As per the Warning Message: WARNING: NMP: nmp_DeviceRequestFastDeviceProbe:237: NMP device “naa.5002cc8d9f1aabcd” state in doubt; requested fast path state update…

These messages appear as the Host Bus Adapter (HBA) driver aborts a command because the command took longer than the timeout period of 5 seconds to complete. An operation can take longer than the timeout period because of several reasons including:

Array backup operations (LUN backup, replication, etc)
General overload on the array
Read/Write Cache on the array (misconfiguration, lack of cache, etc)
Incorrect tiered storage used (SATA over SCSI)
Fabric issues (Bad ISL, outdated firmware, bad fabric cable/GBIC)

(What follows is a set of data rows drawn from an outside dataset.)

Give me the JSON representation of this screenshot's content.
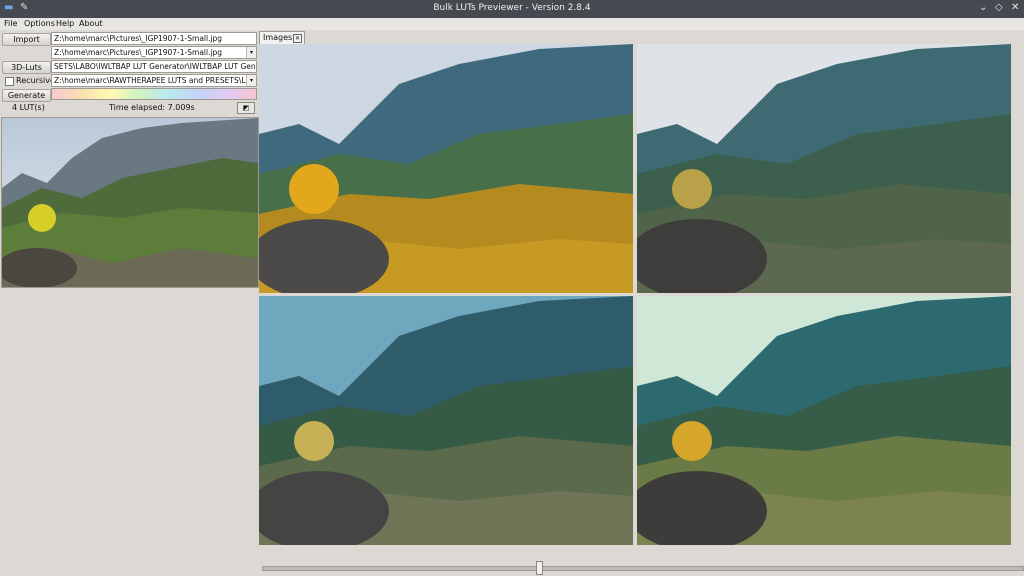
{
  "window": {
    "title": "Bulk LUTs Previewer - Version 2.8.4",
    "controls": [
      "chevron-down-icon",
      "diamond-icon",
      "close-icon"
    ]
  },
  "menu": [
    "File",
    "Options",
    "Help",
    "About"
  ],
  "controls": {
    "import_label": "Import",
    "import_path": "Z:\\home\\marc\\Pictures\\_IGP1907-1-Small.jpg",
    "image_combo": "Z:\\home\\marc\\Pictures\\_IGP1907-1-Small.jpg",
    "luts_label": "3D-Luts",
    "luts_path": "SETS\\LABO\\IWLTBAP LUT Generator\\IWLTBAP LUT Generator",
    "recursive_label": "Recursive",
    "recursive_checked": false,
    "recursive_path": "Z:\\home\\marc\\RAWTHERAPEE LUTS and PRESETS\\LABO\\IW",
    "generate_label": "Generate",
    "lut_count": "4 LUT(s)",
    "time_elapsed": "Time elapsed: 7.009s"
  },
  "tabs": [
    {
      "label": "Images",
      "closable": true
    }
  ],
  "slider": {
    "value": 0.36
  },
  "colors": {
    "titlebar": "#454a50",
    "window_bg": "#dcd9d4"
  }
}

For more information please refer: https://kb.vmware.com/s/article/1022026

Action Plan

Driver Version which we are using is lpfc version 11.1.0.6-1vmw which as per the Article: Vmware HCL we can see that this driver version is VMware Inbox, native. I will recommend you to check with you hardware vendor and get to the latest version of HBA.